「クイズでわかる!資産形成」(毎週土曜日に掲載)の第33回をお届けします。資産形成をきちんと学びたい方に、ぜひお読みいただきたい内容です。
今日のクイズ:分配金がある投信とない投信、長期投資に向くのはどっち?
今日は、投資信託を使って長期資産形成をする際、分配金が多いファンドと少ないファンドのどちらが良いか、判断するクイズです。
以下、投信Aと投信B、特定口座で投資するとして、長期の資産形成に向くのは、どっちでしょう? どちらも、「分配金再投資型」を選択して投資するものとします。
【投信A】年率5%程度のリターン(基準価額の上昇)を期待。分配金はなしが原則(出すとしても、少額)。
【投信B】期待リターンもリスクも投信Aとほぼ同じ。年率5%程度のリターンを期待。運用で上がったリターンは、全て分配金として投資家に払い出す方針。期待通りに5%のリターンがあれば、分配金利回りも5%となる見込み。
分配金再投資型とは
クイズの中に出てきた専門用語が分からないと、解けませんね。まず、専門用語を解説します。それでは「分配金再投資型」の意味を説明します。
投資信託を購入する際、「分配金を受け取るか、再投資するか」選ぶ必要があります。
分配金コースで、以下の通り、「受取型」を選ぶと、分配金は全てキャッシュで受け取ることになります。
分配金をキャッシュで受け取ってしまうと、その分、投資信託への投資が少なくなります。分配金をたくさん出す投信Bで、「受取型」を選ぶと、長期投資に回る投資額が少なくなる分、不利です。

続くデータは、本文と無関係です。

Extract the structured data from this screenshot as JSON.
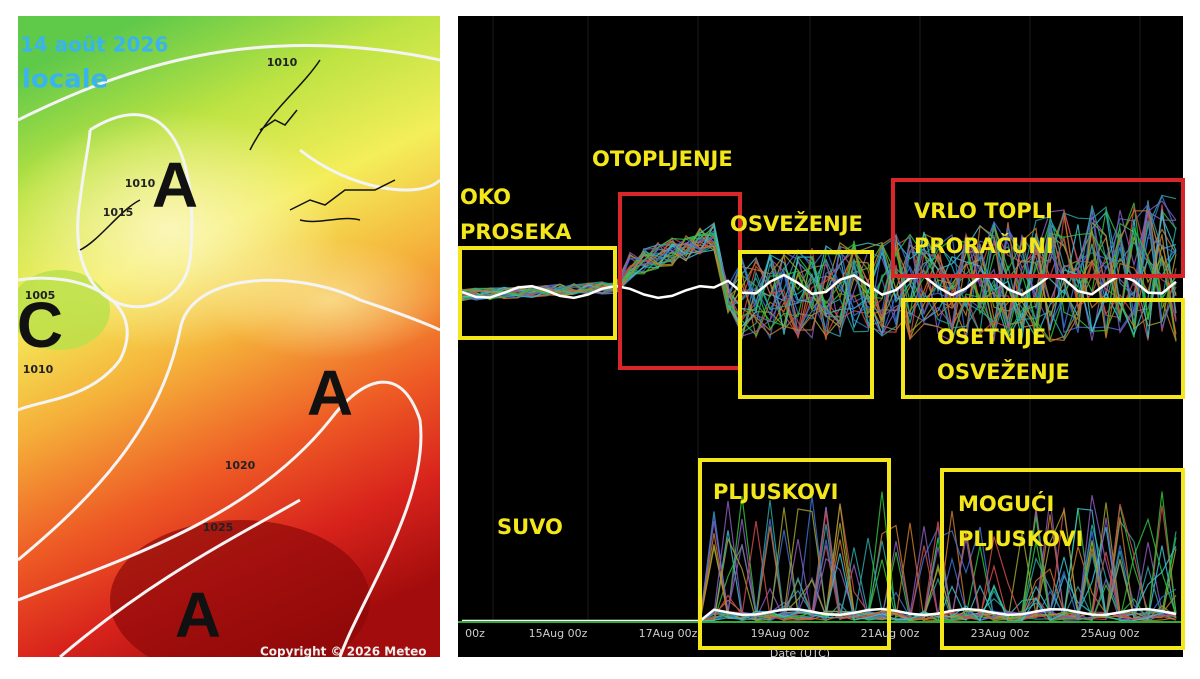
{
  "map": {
    "date": "i 14 août 2026",
    "subtitle": "locale",
    "isobar_labels": [
      "1010",
      "1010",
      "1015",
      "1005",
      "1010",
      "1020",
      "1025"
    ],
    "pressure_centers": [
      "A",
      "A",
      "A",
      "C"
    ],
    "copyright": "Copyright © 2026 Meteo"
  },
  "chart": {
    "annotations": [
      {
        "lines": [
          "OKO",
          "PROSEKA"
        ],
        "box": "yellow"
      },
      {
        "lines": [
          "OTOPLJENJE"
        ],
        "box": "red"
      },
      {
        "lines": [
          "OSVEŽENJE"
        ],
        "box": "yellow"
      },
      {
        "lines": [
          "VRLO TOPLI",
          "PRORAČUNI"
        ],
        "box": "red"
      },
      {
        "lines": [
          "OSETNIJE",
          "OSVEŽENJE"
        ],
        "box": "yellow"
      },
      {
        "lines": [
          "PLJUSKOVI"
        ],
        "box": "yellow"
      },
      {
        "lines": [
          "SUVO"
        ],
        "box": "none"
      },
      {
        "lines": [
          "MOGUĆI",
          "PLJUSKOVI"
        ],
        "box": "yellow"
      }
    ],
    "x_tick_labels": [
      "00z",
      "15Aug 00z",
      "17Aug 00z",
      "19Aug 00z",
      "21Aug 00z",
      "23Aug 00z",
      "25Aug 00z"
    ],
    "x_label": "Date (UTC)"
  }
}
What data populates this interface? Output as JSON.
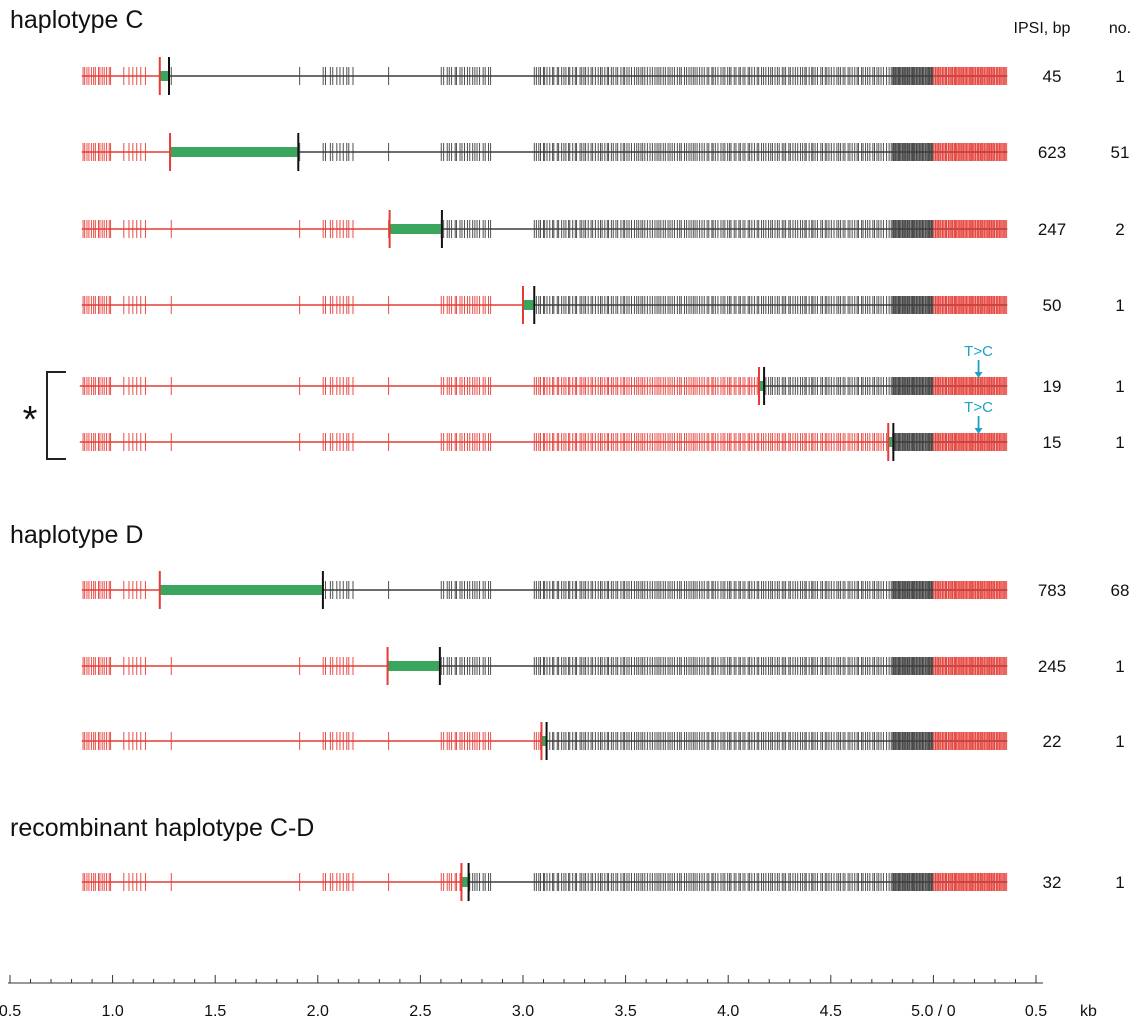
{
  "header": {
    "ipsi_label": "IPSI, bp",
    "count_label": "no."
  },
  "groups": [
    {
      "title": "haplotype C"
    },
    {
      "title": "haplotype D"
    },
    {
      "title": "recombinant haplotype C-D"
    }
  ],
  "bracket_label": "*",
  "mutation_label": "T>C",
  "axis": {
    "ticks": [
      "0.5",
      "1.0",
      "1.5",
      "2.0",
      "2.5",
      "3.0",
      "3.5",
      "4.0",
      "4.5",
      "5.0 / 0",
      "0.5"
    ],
    "unit": "kb"
  },
  "colors": {
    "haplotype_a": "#e53b35",
    "haplotype_b": "#3d3d3d",
    "ipsi": "#3aa65d",
    "mutation": "#1aa3c8"
  },
  "rows": [
    {
      "ipsi": "45",
      "count": "1",
      "track_start_kb": 0.85,
      "switch_start_kb": 1.23,
      "switch_end_kb": 1.27,
      "mutation": false
    },
    {
      "ipsi": "623",
      "count": "51",
      "track_start_kb": 0.85,
      "switch_start_kb": 1.28,
      "switch_end_kb": 1.9,
      "mutation": false
    },
    {
      "ipsi": "247",
      "count": "2",
      "track_start_kb": 0.85,
      "switch_start_kb": 2.35,
      "switch_end_kb": 2.6,
      "mutation": false
    },
    {
      "ipsi": "50",
      "count": "1",
      "track_start_kb": 0.85,
      "switch_start_kb": 3.0,
      "switch_end_kb": 3.05,
      "mutation": false
    },
    {
      "ipsi": "19",
      "count": "1",
      "track_start_kb": 0.84,
      "switch_start_kb": 4.15,
      "switch_end_kb": 4.17,
      "mutation": true
    },
    {
      "ipsi": "15",
      "count": "1",
      "track_start_kb": 0.84,
      "switch_start_kb": 4.78,
      "switch_end_kb": 4.8,
      "mutation": true
    },
    {
      "ipsi": "783",
      "count": "68",
      "track_start_kb": 0.85,
      "switch_start_kb": 1.23,
      "switch_end_kb": 2.02,
      "mutation": false
    },
    {
      "ipsi": "245",
      "count": "1",
      "track_start_kb": 0.85,
      "switch_start_kb": 2.34,
      "switch_end_kb": 2.59,
      "mutation": false
    },
    {
      "ipsi": "22",
      "count": "1",
      "track_start_kb": 0.85,
      "switch_start_kb": 3.09,
      "switch_end_kb": 3.11,
      "mutation": false
    },
    {
      "ipsi": "32",
      "count": "1",
      "track_start_kb": 0.85,
      "switch_start_kb": 2.7,
      "switch_end_kb": 2.73,
      "mutation": false
    }
  ]
}
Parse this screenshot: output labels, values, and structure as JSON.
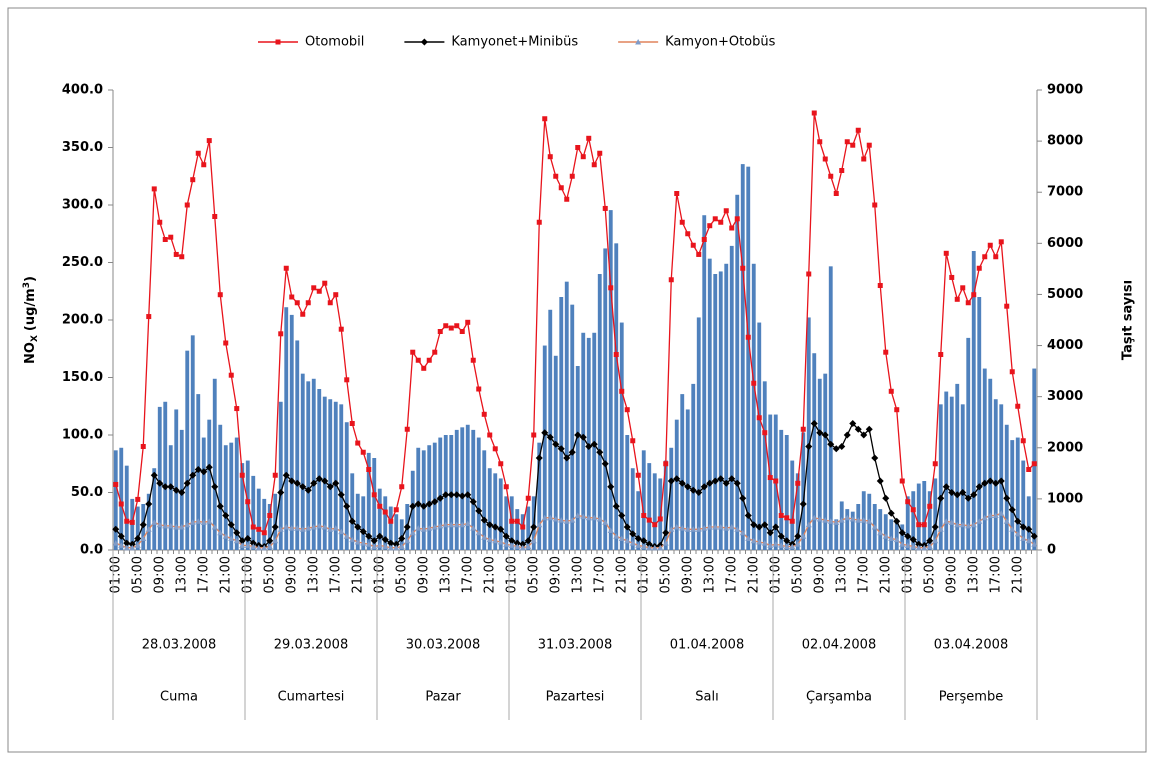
{
  "chart_data": {
    "type": "combo",
    "y_label": {
      "main": "NO",
      "sub": "X",
      "unit": "(ug/m",
      "sup": "3",
      "end": ")"
    },
    "y2_label": "Taşıt sayısı",
    "ylim": [
      0,
      400
    ],
    "yticks": [
      {
        "value": 0,
        "label": "0.0"
      },
      {
        "value": 50,
        "label": "50.0"
      },
      {
        "value": 100,
        "label": "100.0"
      },
      {
        "value": 150,
        "label": "150.0"
      },
      {
        "value": 200,
        "label": "200.0"
      },
      {
        "value": 250,
        "label": "250.0"
      },
      {
        "value": 300,
        "label": "300.0"
      },
      {
        "value": 350,
        "label": "350.0"
      },
      {
        "value": 400,
        "label": "400.0"
      }
    ],
    "y2lim": [
      0,
      9000
    ],
    "y2ticks": [
      0,
      1000,
      2000,
      3000,
      4000,
      5000,
      6000,
      7000,
      8000,
      9000
    ],
    "grid": false,
    "categories": [
      "01:00",
      null,
      null,
      null,
      "05:00",
      null,
      null,
      null,
      "09:00",
      null,
      null,
      null,
      "13:00",
      null,
      null,
      null,
      "17:00",
      null,
      null,
      null,
      "21:00",
      null,
      null,
      null,
      "01:00",
      null,
      null,
      null,
      "05:00",
      null,
      null,
      null,
      "09:00",
      null,
      null,
      null,
      "13:00",
      null,
      null,
      null,
      "17:00",
      null,
      null,
      null,
      "21:00",
      null,
      null,
      null,
      "01:00",
      null,
      null,
      null,
      "05:00",
      null,
      null,
      null,
      "09:00",
      null,
      null,
      null,
      "13:00",
      null,
      null,
      null,
      "17:00",
      null,
      null,
      null,
      "21:00",
      null,
      null,
      null,
      "01:00",
      null,
      null,
      null,
      "05:00",
      null,
      null,
      null,
      "09:00",
      null,
      null,
      null,
      "13:00",
      null,
      null,
      null,
      "17:00",
      null,
      null,
      null,
      "21:00",
      null,
      null,
      null,
      "01:00",
      null,
      null,
      null,
      "05:00",
      null,
      null,
      null,
      "09:00",
      null,
      null,
      null,
      "13:00",
      null,
      null,
      null,
      "17:00",
      null,
      null,
      null,
      "21:00",
      null,
      null,
      null,
      "01:00",
      null,
      null,
      null,
      "05:00",
      null,
      null,
      null,
      "09:00",
      null,
      null,
      null,
      "13:00",
      null,
      null,
      null,
      "17:00",
      null,
      null,
      null,
      "21:00",
      null,
      null,
      null,
      "01:00",
      null,
      null,
      null,
      "05:00",
      null,
      null,
      null,
      "09:00",
      null,
      null,
      null,
      "13:00",
      null,
      null,
      null,
      "17:00",
      null,
      null,
      null,
      "21:00",
      null,
      null,
      null
    ],
    "groups": [
      {
        "date": "28.03.2008",
        "day": "Cuma"
      },
      {
        "date": "29.03.2008",
        "day": "Cumartesi"
      },
      {
        "date": "30.03.2008",
        "day": "Pazar"
      },
      {
        "date": "31.03.2008",
        "day": "Pazartesi"
      },
      {
        "date": "01.04.2008",
        "day": "Salı"
      },
      {
        "date": "02.04.2008",
        "day": "Çarşamba"
      },
      {
        "date": "03.04.2008",
        "day": "Perşembe"
      }
    ],
    "series": [
      {
        "type": "bar",
        "axis": "y2",
        "color": "#4f81bd",
        "values": [
          1950,
          2000,
          1650,
          1000,
          850,
          900,
          1100,
          1600,
          2800,
          2900,
          2050,
          2750,
          2350,
          3900,
          4200,
          3050,
          2200,
          2550,
          3350,
          2450,
          2050,
          2100,
          2200,
          1700,
          1750,
          1450,
          1200,
          1000,
          900,
          1100,
          2900,
          4750,
          4600,
          4100,
          3450,
          3300,
          3350,
          3150,
          3000,
          2950,
          2900,
          2850,
          2500,
          1500,
          1100,
          1050,
          1900,
          1800,
          1200,
          1050,
          850,
          700,
          600,
          900,
          1550,
          2000,
          1950,
          2050,
          2100,
          2200,
          2250,
          2250,
          2350,
          2400,
          2450,
          2350,
          2200,
          1950,
          1600,
          1500,
          1400,
          1050,
          1050,
          800,
          700,
          850,
          1050,
          2100,
          4000,
          4700,
          3800,
          4950,
          5250,
          4800,
          3600,
          4250,
          4150,
          4250,
          5400,
          5900,
          6650,
          6000,
          4450,
          2250,
          1600,
          1150,
          1950,
          1700,
          1500,
          1400,
          1750,
          2000,
          2550,
          3050,
          2750,
          3250,
          4550,
          6550,
          5700,
          5400,
          5450,
          5600,
          5950,
          6950,
          7550,
          7500,
          5600,
          4450,
          3300,
          2650,
          2650,
          2350,
          2250,
          1750,
          1500,
          2300,
          4550,
          3850,
          3350,
          3450,
          5550,
          600,
          950,
          800,
          750,
          900,
          1150,
          1100,
          900,
          800,
          700,
          600,
          550,
          500,
          1050,
          1150,
          1300,
          1350,
          1150,
          1400,
          2850,
          3100,
          3000,
          3250,
          2850,
          4150,
          5850,
          4950,
          3550,
          3350,
          2950,
          2850,
          2450,
          2150,
          2200,
          1750,
          1050,
          3550
        ]
      },
      {
        "type": "line",
        "name": "Otomobil",
        "color": "#e8141c",
        "marker": "square",
        "marker_color": "#e8141c",
        "values": [
          57,
          40,
          25,
          24,
          44,
          90,
          203,
          314,
          285,
          270,
          272,
          257,
          255,
          300,
          322,
          345,
          335,
          356,
          290,
          222,
          180,
          152,
          123,
          65,
          42,
          20,
          18,
          15,
          30,
          65,
          188,
          245,
          220,
          215,
          205,
          215,
          228,
          225,
          232,
          215,
          222,
          192,
          148,
          110,
          93,
          85,
          70,
          48,
          38,
          33,
          25,
          35,
          55,
          105,
          172,
          165,
          158,
          165,
          172,
          190,
          195,
          193,
          195,
          190,
          198,
          165,
          140,
          118,
          100,
          88,
          75,
          55,
          25,
          25,
          20,
          45,
          100,
          285,
          375,
          342,
          325,
          315,
          305,
          325,
          350,
          342,
          358,
          335,
          345,
          297,
          228,
          170,
          138,
          122,
          95,
          65,
          30,
          26,
          22,
          27,
          75,
          235,
          310,
          285,
          275,
          265,
          257,
          270,
          282,
          288,
          285,
          295,
          280,
          288,
          245,
          185,
          145,
          115,
          102,
          63,
          60,
          30,
          28,
          25,
          58,
          105,
          240,
          380,
          355,
          340,
          325,
          310,
          330,
          355,
          352,
          365,
          340,
          352,
          300,
          230,
          172,
          138,
          122,
          60,
          42,
          35,
          22,
          22,
          38,
          75,
          170,
          258,
          237,
          218,
          228,
          215,
          222,
          245,
          255,
          265,
          255,
          268,
          212,
          155,
          125,
          95,
          70,
          75
        ]
      },
      {
        "type": "line",
        "name": "Kamyonet+Minibüs",
        "color": "#000000",
        "marker": "diamond",
        "marker_color": "#000000",
        "values": [
          18,
          12,
          6,
          5,
          10,
          22,
          40,
          65,
          58,
          55,
          55,
          52,
          50,
          58,
          65,
          70,
          68,
          72,
          55,
          38,
          30,
          22,
          15,
          8,
          10,
          6,
          4,
          3,
          8,
          20,
          50,
          65,
          60,
          58,
          55,
          52,
          58,
          62,
          60,
          55,
          58,
          48,
          38,
          25,
          20,
          16,
          12,
          8,
          12,
          9,
          6,
          5,
          10,
          20,
          38,
          40,
          38,
          40,
          42,
          45,
          48,
          48,
          48,
          47,
          48,
          42,
          34,
          26,
          22,
          20,
          18,
          12,
          8,
          6,
          5,
          8,
          20,
          80,
          102,
          98,
          92,
          88,
          80,
          85,
          100,
          98,
          90,
          92,
          85,
          75,
          55,
          38,
          30,
          20,
          14,
          10,
          8,
          5,
          3,
          4,
          15,
          60,
          62,
          58,
          55,
          52,
          50,
          55,
          58,
          60,
          62,
          58,
          62,
          58,
          45,
          30,
          22,
          20,
          22,
          15,
          20,
          12,
          8,
          5,
          12,
          40,
          90,
          110,
          102,
          100,
          92,
          88,
          90,
          100,
          110,
          105,
          100,
          105,
          80,
          60,
          45,
          32,
          25,
          15,
          12,
          9,
          5,
          4,
          8,
          20,
          45,
          55,
          50,
          48,
          50,
          45,
          48,
          55,
          58,
          60,
          58,
          60,
          45,
          35,
          25,
          20,
          18,
          12
        ]
      },
      {
        "type": "line",
        "name": "Kamyon+Otobüs",
        "color": "#e0845c",
        "marker": "triangle",
        "marker_color": "#7f9cc9",
        "values": [
          6,
          4,
          2,
          2,
          4,
          10,
          18,
          24,
          22,
          21,
          21,
          20,
          20,
          22,
          24,
          25,
          24,
          25,
          20,
          15,
          12,
          10,
          8,
          4,
          4,
          3,
          2,
          2,
          3,
          8,
          18,
          20,
          19,
          19,
          18,
          19,
          20,
          21,
          20,
          18,
          19,
          16,
          12,
          9,
          7,
          6,
          5,
          3,
          4,
          3,
          2,
          2,
          3,
          8,
          15,
          19,
          18,
          19,
          20,
          21,
          22,
          22,
          22,
          22,
          23,
          19,
          15,
          11,
          9,
          8,
          7,
          5,
          4,
          3,
          2,
          3,
          8,
          22,
          28,
          28,
          27,
          26,
          25,
          26,
          30,
          29,
          28,
          28,
          27,
          24,
          17,
          12,
          10,
          8,
          6,
          4,
          3,
          2,
          2,
          2,
          6,
          18,
          20,
          19,
          18,
          18,
          18,
          19,
          20,
          20,
          20,
          19,
          20,
          18,
          15,
          10,
          8,
          7,
          6,
          4,
          5,
          4,
          3,
          3,
          5,
          12,
          22,
          28,
          27,
          26,
          25,
          24,
          26,
          28,
          27,
          26,
          26,
          25,
          20,
          15,
          12,
          10,
          9,
          5,
          4,
          3,
          2,
          2,
          3,
          8,
          18,
          25,
          24,
          22,
          22,
          21,
          22,
          25,
          28,
          30,
          30,
          32,
          25,
          18,
          14,
          10,
          8,
          5
        ]
      }
    ]
  }
}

そこで、このクイズでは、投信Aも投信Bも、以下の通り、「再投資型」を選ぶものとしています。
再投資型を選ぶと、分配金は受け取らずに、そのまま、元の投信に再投資されることになります。再投資に手数料がかかることはありません。投信Bは分配金を多く出す方針ですが、分配金は投信Bに再投資されます。
投信Aは基準価額上昇、投信Bは設定時の1万円前後にとどまる
投信AもBも、期待リターンは年率5%ですが、実際には5%よりもっと大きく上昇する年もあれば、逆に値下がりする年もあります。株などに投資しているので、急落・急騰を繰り返しながら、年率5%程度で上昇していくことが期待されています。
分配金を出さない投信Aは、年率5%程度で基準価額が上昇していくと期待されています。毎年同じリターンが続くわけではありませんが、仮に、毎年5%のリターンが続くとすると、基準価額は、1万円→1万500円→1万1,025円→1万1,576円と上昇していくことになります。
一方、投信Bは、毎年、値上がり分を分配金として出し続けるので、毎年5%のリターンが続いたとしても、基準価額は、1万円→1万円→1万円→1万円と、1万円のままです。分配金を再投資しているので、保有する口数が増加していきますが基準価額は1万円のままです。